Sky and C4 suffer biggest slumps in young commercial impacts

The number of linear TV ads seen by 16- to 34-year-old viewers has fallen by a fifth compared with a year ago.

'SAS: Who Dares Wins' aired on Channel 4 during the period
'SAS: Who Dares Wins' aired on Channel 4 during the period

Young audiences saw a fifth fewer TV ads in the first two months of this year compared with January and February 2018, with channels sold by Channel 4 and Sky Media showing the biggest declines.

Media agency figures for 1 January to 28 February show Sky Media’s commercial impacts – defined as one member of the target audience watching one ad – among 16- to 34-year-olds dropped by 23% year on year. Sky Media sells ads for third parties, such as Channel 5 owner Viacom, as well as its own channels.

The young audience decline is understood to have put considerable pressure on Sky Media's ability to deliver its group-wide deals with agencies.

On the main Channel 4 channel, 16-34 impacts fell 23%, while on the digital channels it sells, which include E4, UKTV’s portfolio and BT Sport, they slumped 25%.

Media agency calculations suggest 16-34 impacts only declined by 7% year on year on the core ITV channel over the same period, against a market down 21%. On ITV's digital channels, such as ITV2 – the home of Love Island – they declined by 15% in the same period.

"The most interesting thing for me is the performance of both Sky and Channel 4 compared with that of ITV," one senior media trader, who asked not to be named, said. 

"The broad narrative is that Netflix et al are taking a chunk out of TV viewing, and there is some truth in that, but what’s interesting is that they’re clearly taking a bigger chunk out of Sky and Channel 4 than they are out of ITV."

ITV’s push into subscription video-on-demand through a tie-up with the BBC could be motivated by this, the buyer said, as SVOD doesn’t appear to cannibalise its traditional TV performance as much as other broadcasters.

One media agency source suggested Sky’s linear audiences had been hit by the layout of Sky Q – which promotes on-demand content on its home page – and the decision to make the entire series of some shows available on demand at the same time. Some series were more popular than expected and so Sky Media had undersold the on-demand advertising slots around them.

It is understood that Sky's ambition is to extend Sky Q to all homes. Some media agencies are concerned about the impact this will have on Sky's linear viewing in the longer term.

A source close to Sky Media accepted Sky customers’ enthusiasm for bingeing on boxsets had taken them by surprise but dismissed the link to linear audience declines, citing the relatively small number of shows available. Sky Media will be better prepared when other shows are made available as boxsets.

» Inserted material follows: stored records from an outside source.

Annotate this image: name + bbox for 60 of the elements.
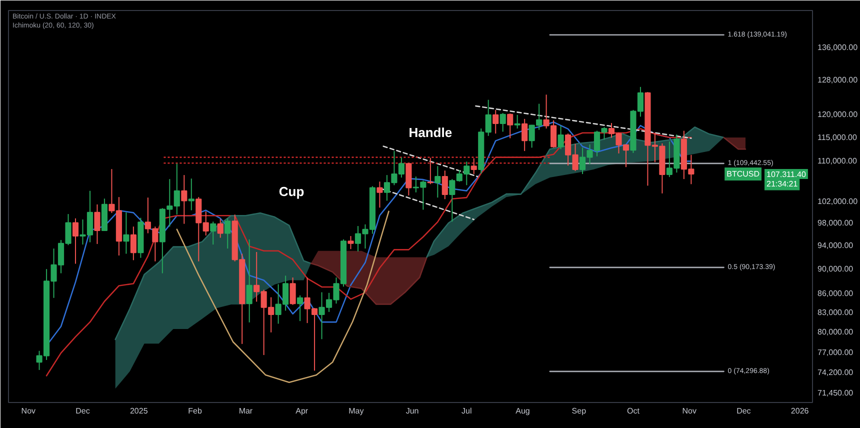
line-series (176, 210, 390, 384)
x-tick-label: Dec (76, 406, 90, 416)
y-tick-label: 102,000.00 (818, 197, 858, 206)
y-tick-label: 94,000.00 (818, 241, 854, 250)
y-tick-label: 136,000.00 (818, 42, 858, 52)
y-tick-label: 110,000.00 (818, 156, 858, 166)
candlestick (246, 238, 252, 323)
candlestick (130, 226, 136, 261)
candlestick (181, 174, 188, 224)
series-label: Handle (408, 125, 452, 140)
candlestick (94, 204, 100, 244)
candlestick (522, 118, 528, 152)
y-tick-label: 71,450.00 (818, 388, 854, 398)
text: 107,311.40 (766, 170, 806, 179)
y-tick-label: 98,000.00 (818, 218, 854, 228)
candlestick (217, 218, 224, 238)
y-tick-label: 86,000.00 (818, 288, 854, 298)
x-tick-label: Feb (188, 406, 202, 416)
x-tick-label: Apr (296, 406, 308, 416)
x-tick-label: Mar (238, 406, 253, 416)
candlestick (376, 181, 383, 208)
candlestick (123, 212, 130, 254)
candlestick (224, 218, 231, 250)
candlestick (427, 157, 434, 185)
x-tick-label: Sep (572, 406, 587, 416)
x-tick-label: Jun (406, 406, 419, 416)
candlestick (210, 221, 216, 246)
candlestick (72, 218, 79, 264)
annotation: Cup (278, 184, 304, 200)
annotation: 21:34:21 (766, 179, 798, 188)
candlestick (442, 170, 448, 200)
x-tick-label: Nov (21, 406, 36, 416)
y-tick-label: 80,000.00 (818, 328, 854, 337)
candlestick (297, 294, 304, 322)
y-tick-label: 120,000.00 (818, 110, 858, 119)
y-tick-label: 74,200.00 (818, 368, 854, 378)
x-tick-label: May (348, 406, 364, 416)
candlestick (507, 113, 514, 139)
x-tick-label: 2025 (130, 406, 148, 416)
candlestick (348, 236, 354, 250)
text: BTCUSD (726, 169, 760, 178)
candlestick (470, 158, 477, 175)
x-tick-label: Dec (736, 406, 751, 416)
candlestick (434, 166, 441, 198)
candlestick (514, 114, 520, 129)
y-tick-label: 77,000.00 (818, 348, 854, 358)
x-tick-label: Nov (682, 406, 696, 416)
candlestick (558, 125, 564, 150)
x-tick-label: Aug (516, 406, 530, 416)
x-tick-label: Jul (462, 406, 472, 416)
candlestick (492, 109, 499, 134)
x-tick-label: 2026 (790, 406, 810, 416)
x-tick-label: Oct (627, 406, 640, 416)
candlestick (188, 178, 194, 211)
candlestick (290, 276, 296, 306)
y-tick-label: 128,000.00 (818, 75, 858, 84)
candlestick (500, 112, 506, 132)
y-tick-label: 90,000.00 (818, 264, 854, 274)
y-tick-label: 115,000.00 (818, 132, 858, 142)
y-tick-label: 83,000.00 (818, 308, 854, 317)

Paul Richards, executive director, Dowgate Capital, said: "If you look at it as a whole, Sky generates its revenue from consumer subscriptions. Advertising is under 7% of revenue but, saying that, it's a high-margin revenue stream. If you look at investment in AdSmart you do see a role for advertising [in Sky's future] but it's all about the customer experience."

Sky Media’s audiences can under-perform in January and February when compared with the rest of the year. One of the reasons is the FA Cup, which is broadcast on the BBC and BT Sport and is scheduled in place of Premier League games. Celebrity Big Brother, which ran on Channel 5 in January 2018, has been cancelled.

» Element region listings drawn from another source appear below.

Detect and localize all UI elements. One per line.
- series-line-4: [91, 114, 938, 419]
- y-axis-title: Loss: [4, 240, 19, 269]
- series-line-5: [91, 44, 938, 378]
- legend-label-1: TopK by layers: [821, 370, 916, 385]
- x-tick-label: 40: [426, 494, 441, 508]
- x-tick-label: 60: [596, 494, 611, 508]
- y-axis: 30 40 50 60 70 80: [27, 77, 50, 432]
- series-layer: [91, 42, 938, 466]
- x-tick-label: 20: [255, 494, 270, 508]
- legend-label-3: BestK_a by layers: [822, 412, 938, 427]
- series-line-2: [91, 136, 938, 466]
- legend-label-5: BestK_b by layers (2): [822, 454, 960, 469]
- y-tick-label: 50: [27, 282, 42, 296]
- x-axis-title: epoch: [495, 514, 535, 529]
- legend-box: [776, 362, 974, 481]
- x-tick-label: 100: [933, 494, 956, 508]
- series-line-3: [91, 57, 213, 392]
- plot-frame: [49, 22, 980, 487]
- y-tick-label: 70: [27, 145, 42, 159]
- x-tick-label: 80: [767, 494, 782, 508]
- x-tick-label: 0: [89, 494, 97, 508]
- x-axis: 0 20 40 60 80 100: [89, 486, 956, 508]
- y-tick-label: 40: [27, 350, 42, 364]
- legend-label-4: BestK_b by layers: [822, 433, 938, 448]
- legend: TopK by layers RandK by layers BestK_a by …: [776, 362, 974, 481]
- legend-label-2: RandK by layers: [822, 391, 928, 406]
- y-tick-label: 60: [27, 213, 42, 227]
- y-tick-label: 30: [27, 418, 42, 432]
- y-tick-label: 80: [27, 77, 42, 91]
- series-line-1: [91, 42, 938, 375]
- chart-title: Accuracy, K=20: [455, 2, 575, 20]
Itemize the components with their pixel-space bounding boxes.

Channel 4’s schedule in the first two months of 2019 was weighed towards public service broadcasting versus the same period in 2018, a source closer to the broadcaster said. Sky also changed the positions of Channel 4’s channels in April last year, making them less prominent and affecting the year-on-year comparisons.

Despite this, Channel 4’s share of young audiences in the period 1 January to 12 February is understood to have held relatively flat. More recently, Derry Girls, Leaving Neverland and Celebrity Great British Bake Off have delivered decent overnight audiences (1.8 million, 2.1 million and 3.1 million viewers respectively).

In January Ebiquity predicted the current rate of decline in audiences among 16-34s would spread to older viewers, push up prices and stop TV advertising being cost effective in the next five years. 

The report followed Bank of America Merrill Lynch analysts warning that TV broadcasters were underestimating the declines in audiences and the threat from digital video services, in a note that prompted ITV shares to drop by around 6%.

However, research by commercial marketing body Thinkbox showed that when linear and broadcast video-on-demand are combined, reach among 16-34s was roughly the same in 2017 as it was in 2007. Brands can achieve as cost-effective a reach as 10 years ago by planning across linear TV and broadcast video-on-demand, Thinkbox has demonstrated.